Consider a cylindrical capacitor (see figure 1) of length L and composed of two concentric cylinders: a solid inner conducing wire of radius r1, and an outer conducting shell with inner radius r2.
The capacitance for this arrangement (you may consider the inner conductor to have a charge per unit length of +λ and the outer conductor to have a charge per unit length -λ) is derived in the text and is equal to
C = 2Πε0L/ln( r2/ r1), (1)
where ε0 is the permittivity of free space, and L is the length of the capacitor.
Now consider the following question, which are variations of this original situation.
1. Single dielectric with constant k
Now we imagine taking the previous capacitor and completely filling the space with a dielectric as shown in Figure 2.
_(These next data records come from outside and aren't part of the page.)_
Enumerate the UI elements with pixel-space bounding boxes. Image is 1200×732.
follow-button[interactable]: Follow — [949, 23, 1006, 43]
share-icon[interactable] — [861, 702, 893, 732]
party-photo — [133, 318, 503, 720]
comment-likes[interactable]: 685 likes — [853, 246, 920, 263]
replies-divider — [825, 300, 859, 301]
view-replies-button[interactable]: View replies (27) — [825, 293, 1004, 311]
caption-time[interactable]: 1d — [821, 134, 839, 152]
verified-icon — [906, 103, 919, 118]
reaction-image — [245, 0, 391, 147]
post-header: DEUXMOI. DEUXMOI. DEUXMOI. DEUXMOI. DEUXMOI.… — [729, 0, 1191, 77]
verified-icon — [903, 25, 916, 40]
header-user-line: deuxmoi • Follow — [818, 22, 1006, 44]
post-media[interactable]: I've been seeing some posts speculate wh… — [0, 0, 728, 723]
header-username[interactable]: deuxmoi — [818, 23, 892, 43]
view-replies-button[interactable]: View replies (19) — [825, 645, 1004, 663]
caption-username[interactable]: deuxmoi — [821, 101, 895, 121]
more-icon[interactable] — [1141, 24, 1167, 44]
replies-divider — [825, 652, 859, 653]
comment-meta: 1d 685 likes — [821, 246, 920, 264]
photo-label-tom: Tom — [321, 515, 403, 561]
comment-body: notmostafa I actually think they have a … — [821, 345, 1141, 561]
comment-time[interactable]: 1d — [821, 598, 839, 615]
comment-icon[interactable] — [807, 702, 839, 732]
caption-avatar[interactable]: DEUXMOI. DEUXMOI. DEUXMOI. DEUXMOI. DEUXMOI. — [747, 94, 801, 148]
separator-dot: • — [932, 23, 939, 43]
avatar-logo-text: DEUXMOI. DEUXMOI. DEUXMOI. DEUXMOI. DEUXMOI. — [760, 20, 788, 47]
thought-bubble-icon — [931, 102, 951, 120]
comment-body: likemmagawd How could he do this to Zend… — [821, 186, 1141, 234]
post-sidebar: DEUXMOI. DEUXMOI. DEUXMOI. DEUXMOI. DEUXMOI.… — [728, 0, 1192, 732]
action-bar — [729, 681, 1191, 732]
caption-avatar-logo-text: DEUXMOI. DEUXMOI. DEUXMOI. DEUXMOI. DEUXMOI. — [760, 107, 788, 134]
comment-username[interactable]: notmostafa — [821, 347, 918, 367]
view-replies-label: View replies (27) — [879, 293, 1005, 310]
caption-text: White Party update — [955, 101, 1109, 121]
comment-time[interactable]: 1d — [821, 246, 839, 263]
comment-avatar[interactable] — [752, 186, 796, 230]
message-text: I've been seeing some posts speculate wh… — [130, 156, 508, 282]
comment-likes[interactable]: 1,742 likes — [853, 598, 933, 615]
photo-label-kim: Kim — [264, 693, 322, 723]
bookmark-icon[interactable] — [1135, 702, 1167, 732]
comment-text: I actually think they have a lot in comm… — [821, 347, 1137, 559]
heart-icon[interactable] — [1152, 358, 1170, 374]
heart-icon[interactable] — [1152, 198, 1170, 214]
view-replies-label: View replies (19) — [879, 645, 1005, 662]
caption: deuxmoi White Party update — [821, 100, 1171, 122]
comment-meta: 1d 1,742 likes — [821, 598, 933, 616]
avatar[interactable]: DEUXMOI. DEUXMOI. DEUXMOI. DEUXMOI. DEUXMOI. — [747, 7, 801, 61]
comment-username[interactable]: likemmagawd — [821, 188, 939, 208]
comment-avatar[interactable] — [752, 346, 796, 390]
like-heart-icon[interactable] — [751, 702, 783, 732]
(a) The applied electric field from the existing positively charged inner conductor polarizes the dielectric and induces surface charge densities on the inner and outer surfaces of the dielectric. Assuming that we have a linear dielectric so that
E(r) = E0(r) - Einduced(r) = E0(r)/k,
where Einduced is the electric field from the induced surface charge, derive an expression for the magnitude of the potential difference (ΔV) between the inner conductor and the outer shell.
b) Using the fact that C = Q/ΔV , write down an expression for the capacitance, C' .